In 1953 maakte de cinemascope zijn opwachting. Daarvoor waren drie projectoren en bredere zalen nodig. Met de opkomst van de televisie in 1958 kwamen steeds meer zalen leeg te staan en deden uitbaters er alles aan om de toeschouwer opnieuw naar de bioscoop te lokken. Zo kwamen er behalve een meer gericht aanbod (westerns, thrillers, enz.) ook overvloedig verlichte ingangen, rijkelijk versierde ramen, tentoonstellingen en grotere affiches.

[Ingang van de Victory, 17 Nieuwstraat (voormalig Lutetia Palace), 1952 – bron : www.memoire60-70.be]

 

In 1961 begon de Variétés, die voor de gelegenheid was omgedoopt tot Cinérama, met Cinerama, een nieuw systeem dat de kijker de illusie gaf te midden van de actie te staan. Dit nogal omslachtige systeem moest twee jaar later wijken voor het 70 mm-formaat, dat wordt geprojecteerd door een enkele projector met een bredere lens. Vanaf 1962 werden de grotere bioscoopzalen opgedeeld in kleinere, meer winstgevende zalen. Zo werd in de Nieuwbrugstraat met het Colisée, de eerste triplex-bioscoop ingehuldigd.  De projecties verliepen makkelijker dankzij het gebruik van ontvlambare pellicule en van 600 meter lange filmrollen die van het begin tot het einde waren gelijmd.

 Met zijn moderne decoratie in witte en oranje tinten zou de Twins ongeveer de enige nieuwe bioscoop van de jaren zeventig zijn. Ondanks een hele reeks faillissementen, opende in 1978 een nieuw complex met acht zalen zijn deuren in het winkelcentrum City 2. Zestien jaar later zou het zijn deuren alweer sluiten.
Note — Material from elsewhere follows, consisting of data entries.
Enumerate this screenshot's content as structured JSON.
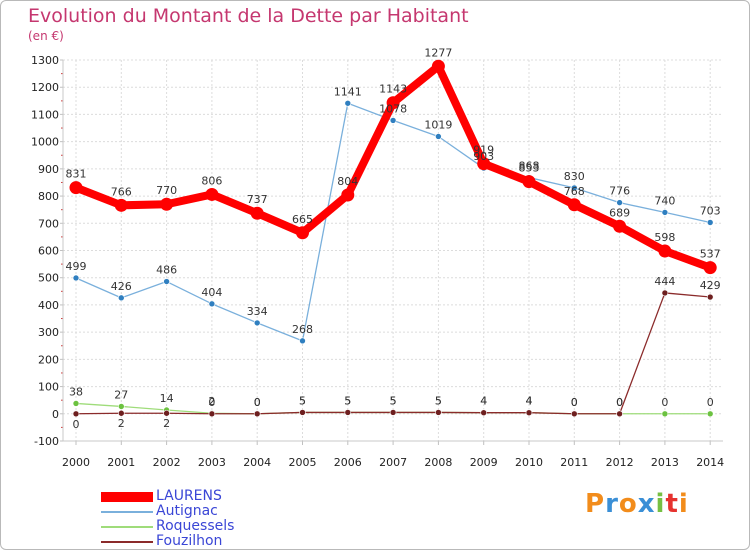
{
  "header": {
    "title": "Evolution du Montant de la Dette par Habitant",
    "subtitle": "(en €)"
  },
  "brand": {
    "text": "Proxiti",
    "letter_colors": [
      "#f28c1b",
      "#3a8fd6",
      "#f28c1b",
      "#3a8fd6",
      "#76c043",
      "#e6322f",
      "#f28c1b"
    ]
  },
  "chart_data": {
    "type": "line",
    "title": "Evolution du Montant de la Dette par Habitant",
    "subtitle": "(en €)",
    "xlabel": "",
    "ylabel": "",
    "x": [
      "2000",
      "2001",
      "2002",
      "2003",
      "2004",
      "2005",
      "2006",
      "2007",
      "2008",
      "2009",
      "2010",
      "2011",
      "2012",
      "2013",
      "2014"
    ],
    "ylim": [
      -100,
      1300
    ],
    "ytick_step": 100,
    "yticks": [
      "-100",
      "0",
      "100",
      "200",
      "300",
      "400",
      "500",
      "600",
      "700",
      "800",
      "900",
      "1000",
      "1100",
      "1200",
      "1300"
    ],
    "grid": true,
    "legend_position": "bottom-left",
    "series": [
      {
        "name": "LAURENS",
        "color": "#ff0000",
        "values": [
          831,
          766,
          770,
          806,
          737,
          665,
          804,
          1143,
          1277,
          919,
          853,
          768,
          689,
          598,
          537
        ],
        "labels": [
          "831",
          "766",
          "770",
          "806",
          "737",
          "665",
          "804",
          "1143",
          "1277",
          "919",
          "853",
          "768",
          "689",
          "598",
          "537"
        ],
        "label_pos": [
          "above",
          "above",
          "above",
          "above",
          "above",
          "above",
          "above",
          "above",
          "above",
          "above",
          "above",
          "above",
          "above",
          "above",
          "above"
        ]
      },
      {
        "name": "Autignac",
        "color": "#7ab0dc",
        "marker_color": "#2f7fc0",
        "values": [
          499,
          426,
          486,
          404,
          334,
          268,
          1141,
          1078,
          1019,
          903,
          868,
          830,
          776,
          740,
          703
        ],
        "labels": [
          "499",
          "426",
          "486",
          "404",
          "334",
          "268",
          "1141",
          "1078",
          "1019",
          "903",
          "868",
          "830",
          "776",
          "740",
          "703"
        ],
        "label_pos": [
          "above",
          "above",
          "above",
          "above",
          "above",
          "above",
          "above",
          "above",
          "above",
          "above",
          "above",
          "above",
          "above",
          "above",
          "above"
        ]
      },
      {
        "name": "Roquessels",
        "color": "#9fdc7a",
        "marker_color": "#6cc240",
        "values": [
          38,
          27,
          14,
          2,
          0,
          5,
          5,
          5,
          5,
          4,
          4,
          0,
          0,
          0,
          0
        ],
        "labels": [
          "38",
          "27",
          "14",
          "2",
          "0",
          "5",
          "5",
          "5",
          "5",
          "4",
          "4",
          "0",
          "0",
          "0",
          "0"
        ],
        "label_pos": [
          "above",
          "above",
          "above",
          "above",
          "above",
          "above",
          "above",
          "above",
          "above",
          "above",
          "above",
          "above",
          "above",
          "above",
          "above"
        ]
      },
      {
        "name": "Fouzilhon",
        "color": "#8b2b2b",
        "marker_color": "#6e1f1f",
        "values": [
          0,
          2,
          2,
          0,
          0,
          5,
          5,
          5,
          5,
          4,
          4,
          0,
          0,
          444,
          429
        ],
        "labels": [
          "0",
          "2",
          "2",
          "0",
          "0",
          "5",
          "5",
          "5",
          "5",
          "4",
          "4",
          "0",
          "0",
          "444",
          "429"
        ],
        "label_pos": [
          "below",
          "below",
          "below",
          "above",
          "above",
          "above",
          "above",
          "above",
          "above",
          "above",
          "above",
          "above",
          "above",
          "above",
          "above"
        ]
      }
    ]
  }
}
In de loop van de jaren ’80 volgden de sluitingen elkaar in snel tempo op en zouden de bioscopen Picadilly I en II, het Colisée, de Variétés, de Plaza en de Ambassador verdwijnen, om plaats te ruimen voor boetieks, tapijtwinkels, elektrozaken, cosmeticawinkels, supermarkten, dancings of bowlingzalen. In 1988 opende op de Heizel de Kinepolis (“stad van de cinema”) zijn deuren, een tweede complex met zes zalen.

Bovendien zou ook de doorbraak van de home cinema (video en later DVD) veel bioscopen tot sluiting dwingen. In 1991 en 1992 gaan ook de Caméo, de Métropole en de Marivaux definitief dicht. In 1992 zou de UGC De Brouckère, de vroegere Eldorado, opnieuw opengaan met zalen van tussen de 92 en 766 zitjes. De infrastructuur is modern en het geluid en de akoestiek van de zalen zijn uniek.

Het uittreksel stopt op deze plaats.